4. Air in the pipes must be the prime problem.

Comments (9)

  • bus_driver
    11 years ago

    Are you sure that an older pressure regulator is not in the supply line somewhere and the new pressure regulator is an addition, not a replacement?
    If not, then you are saying that your system operated fine for years at 120 PSI without a pressure regulator. If so, that is simply amazing!

  • brickeyee
    11 years ago

    Doe the noise change as the valve opened further (or closed)?

    It could be as simple as a loose valve stem.

  • mxyplx
    Original Author
    11 years ago

    Hi- I wish. There are multiple valves. Mostly it's the sprinkler valves which are electrically driven basically open or shut with no stem. Perhaps one could flutter but why now after all these years? And they can't all flutter.

    The vibration may be stronger one time or another resulting in a noise change. Tomorrow I will crawl under and stuff old shoes and tires or what ever I can find here and there see if I can at least decrease noise if not the vibration.

    Hope I don't sound argumentative here. I've spent countless hours and walked a lot of miles just around the house checking/trying this and that. I cannot stop the vibration by pulling on the pipe. That will keep it from hitting a cross pipe but you can feel the vibration within the pipe and it is strong.

    Something is driving it. Driving me batty for sure.

  • brickeyee
    11 years ago

    PRV or back flow preventer are other candidates.

  • mxyplx
    Original Author
    11 years ago

    New meter. Same vibration. Nothing left to do but stand in the kitchen and eat everything in sight.

  • brickeyee
    11 years ago

    Disconnect the sprinkler system and see if it continues.

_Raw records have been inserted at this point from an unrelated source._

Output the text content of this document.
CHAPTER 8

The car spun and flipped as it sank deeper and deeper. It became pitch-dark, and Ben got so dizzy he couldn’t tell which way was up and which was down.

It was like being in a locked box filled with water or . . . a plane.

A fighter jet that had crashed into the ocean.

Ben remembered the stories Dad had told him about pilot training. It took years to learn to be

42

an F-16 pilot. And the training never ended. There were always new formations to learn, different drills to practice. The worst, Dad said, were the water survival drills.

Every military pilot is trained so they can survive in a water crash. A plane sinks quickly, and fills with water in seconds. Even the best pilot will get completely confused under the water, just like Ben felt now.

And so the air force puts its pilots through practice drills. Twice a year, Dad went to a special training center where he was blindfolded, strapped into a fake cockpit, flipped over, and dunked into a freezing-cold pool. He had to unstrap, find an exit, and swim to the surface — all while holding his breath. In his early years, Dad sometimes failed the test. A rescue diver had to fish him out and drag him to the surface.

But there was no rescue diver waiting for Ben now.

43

    Start eliminating things from the system one by one till you find the culprit.

    Some sprinkler valves are 'piloted' to reduce the force needed to operate them.

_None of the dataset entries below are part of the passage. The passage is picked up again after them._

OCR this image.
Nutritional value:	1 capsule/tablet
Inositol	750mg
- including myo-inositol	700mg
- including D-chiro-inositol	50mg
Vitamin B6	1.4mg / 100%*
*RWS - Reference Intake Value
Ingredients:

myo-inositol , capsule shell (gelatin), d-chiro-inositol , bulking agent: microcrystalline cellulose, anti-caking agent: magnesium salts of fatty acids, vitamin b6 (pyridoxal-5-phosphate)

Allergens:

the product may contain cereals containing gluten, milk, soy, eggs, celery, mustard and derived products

    They can cause all sorts of flutter issues under just the wrong conditions.

  • mxyplx
    Original Author
    11 years ago

    1. I disconnected the sprinkler lines front, garden and back completely from the house, physically and hydraulically, the pipes didn't even touch. Turned on each of the 3 hose bibs separately and the system vibrated. So!!!!!

    2. I disconnected the sooply line just downstream of the PRV (between the house and the PRV) and hooked up a simulated household pipe system (SHPS)*. It was about 23-4 feet of 3/4 PVC pipe with a PVC gate type valve glued on the end. It did not even touch the house pipes. No physical or hydraulic connection. Turned on the water, opened the valve and it uh - well it uh - well I'll be damned, the darn thing vibrated.

    I decided to use a long pipe section so that any vibrations would create a fairly large amplitude and be easier to detect. They could be felt as well as heard. Thus making it easier to prove to the city.

    Therefore the problem is NOT in the house or any of its components - it is in the supply to the house. Now it may be in the line between the street and the house which is my responsibility, not the city's, but it may be in the line upstream of the meter which is the city's problem. The meter man is scheduled to phone me Monday morning.

    I'm just happier than a pig in sh*t because my analysis was vindicated. :-)

    Just for completeness I did redo the experiment w/o the new PRV (tapped in just upstream of the PRV - between the PRV and the street) and got the same result at full city pressure proving that my new PRV was good and the vibration is independent of the PRV. It is a Wilkins which I gather is a good brand even if I did buy it at Lowes.

    *Simulate Household Investigative Tool (SH*T)

  • mxyplx
    Original Author
    11 years ago

    Followup:

    Skipping all the bloody details we found a PRV in the main supply line that has been buried for 31 years. Under some Saw Grass. One of its pipe fittings developed a split, I believe from the vibration, and leak which is how we discovered the valve. So there was an unknown and most likely unneeded 2nd PRV. It was easier to replace then eliminate. The vibration is gone - for now. This was a nightmare for several months.